As an aside, recently, a poster on BoardGameGeek mentioned they were playing Skull and Shackles, specifically the scenario with the Shrouded Queen, who has this power:

Shrounded Queen wrote:
Before you act, each character at your location must succeed at a Constitution or Fortitude 12 check or recharge 1d4 cards. Then if the Shrouded Queen is not the only card in the location deck, she is evaded; summon and encounter the henchman Abyssal Scavenger instead.

There was only one location left open (so it had to contain the villain) and only 2 cards in the location. He explored and the card on top was a barrier, Pirate Hunting.

Pirate Hunting wrote:

Summon and encounter a random ship, or a random monster if you are not on a ship. If the summoned card is undefeated, leave this barrier faceup on the location deck and put the summoned card next to it. Characters at this location encounter the summoned card as their first exploration each turn.

If the summoned card is defeated, banish it; this barrier is also defeated.

He wasn't on a ship, so he summoned a random monster, a Sea Troll.

Sea Troll wrote:
If the check to defeat doesn't have the Fire or Acid trait, the Sea Troll is undefeated.

None of the 3 characters playing could get the Fire or Acid traits on their combat checks. They had nothing to do that in their decks, and no character powers to do so.

Basically, the scenario became unwinnable. He'd never defeat the Sea Troll, so he'd never get to banish Pirate Hunting. Thus, the Shrouded Queen would never be the only card in the location.
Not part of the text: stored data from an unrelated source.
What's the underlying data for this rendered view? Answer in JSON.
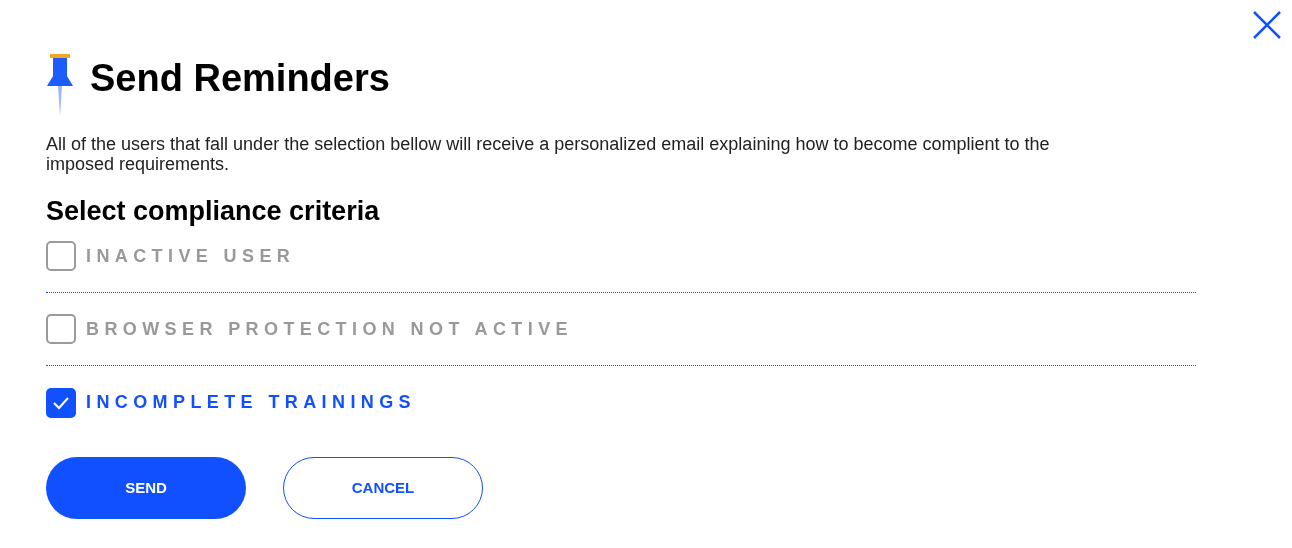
{
  "title": "Send Reminders",
  "description": "All of the users that fall under the selection bellow will receive a personalized email explaining how to become complient to the imposed requirements.",
  "section_title": "Select compliance criteria",
  "criteria": [
    {
      "label": "INACTIVE USER",
      "checked": false
    },
    {
      "label": "BROWSER PROTECTION NOT ACTIVE",
      "checked": false
    },
    {
      "label": "INCOMPLETE TRAININGS",
      "checked": true
    }
  ],
  "buttons": [
    {
      "label": "SEND",
      "kind": "primary"
    },
    {
      "label": "CANCEL",
      "kind": "secondary"
    }
  ]
}
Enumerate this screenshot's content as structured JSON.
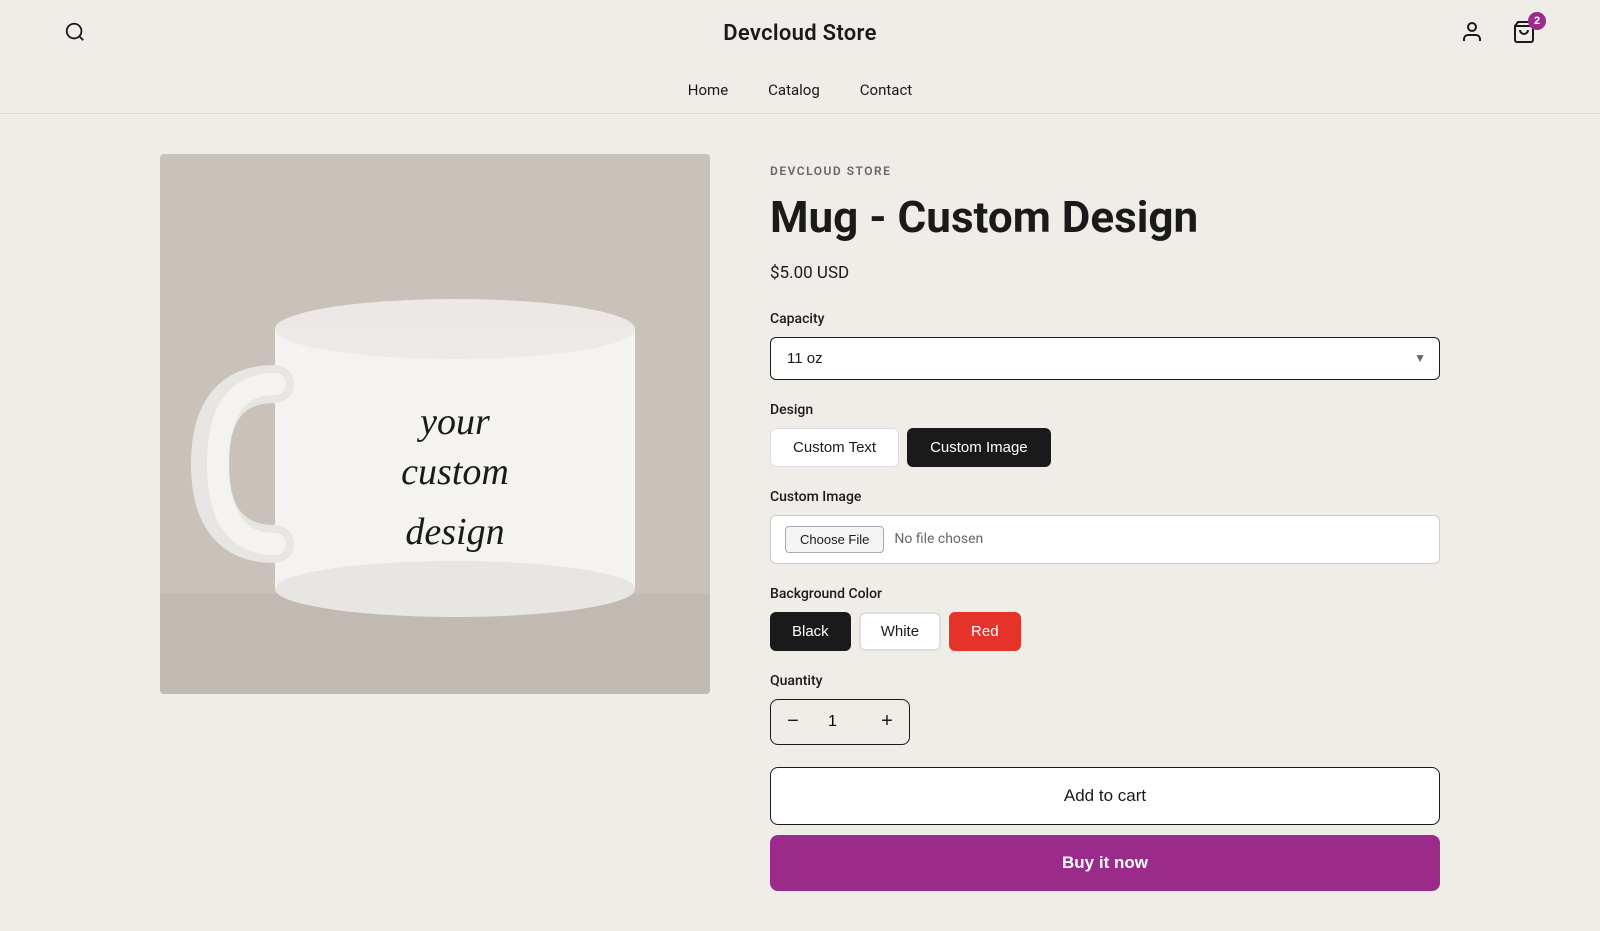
{
  "header": {
    "store_name": "Devcloud Store",
    "nav": {
      "home": "Home",
      "catalog": "Catalog",
      "contact": "Contact"
    },
    "cart_count": "2"
  },
  "product": {
    "brand": "DEVCLOUD STORE",
    "title": "Mug - Custom Design",
    "price": "$5.00 USD",
    "capacity_label": "Capacity",
    "capacity_value": "11 oz",
    "design_label": "Design",
    "design_custom_text": "Custom Text",
    "design_custom_image": "Custom Image",
    "custom_image_label": "Custom Image",
    "choose_file_btn": "Choose File",
    "no_file": "No file chosen",
    "background_color_label": "Background Color",
    "color_black": "Black",
    "color_white": "White",
    "color_red": "Red",
    "quantity_label": "Quantity",
    "quantity_value": "1",
    "add_to_cart": "Add to cart",
    "buy_now": "Buy it now"
  }
}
So, while, he could explore past Pirate Hunting, he could never actually win.

I share this story because it is actually pretty amazing at how rare and unique such a combination is in PACG. It took a certain set of characters, with a certain set of card in their decks encountering a particular barrier which summoned a particular monster, which interacted with a particular villain's power.

The player was actually quite content to declare it lost. He was only asking if he had missed some way of defeating. He didn't mind losing at all, even when coming so close to victory, deeming it thematically appropriate.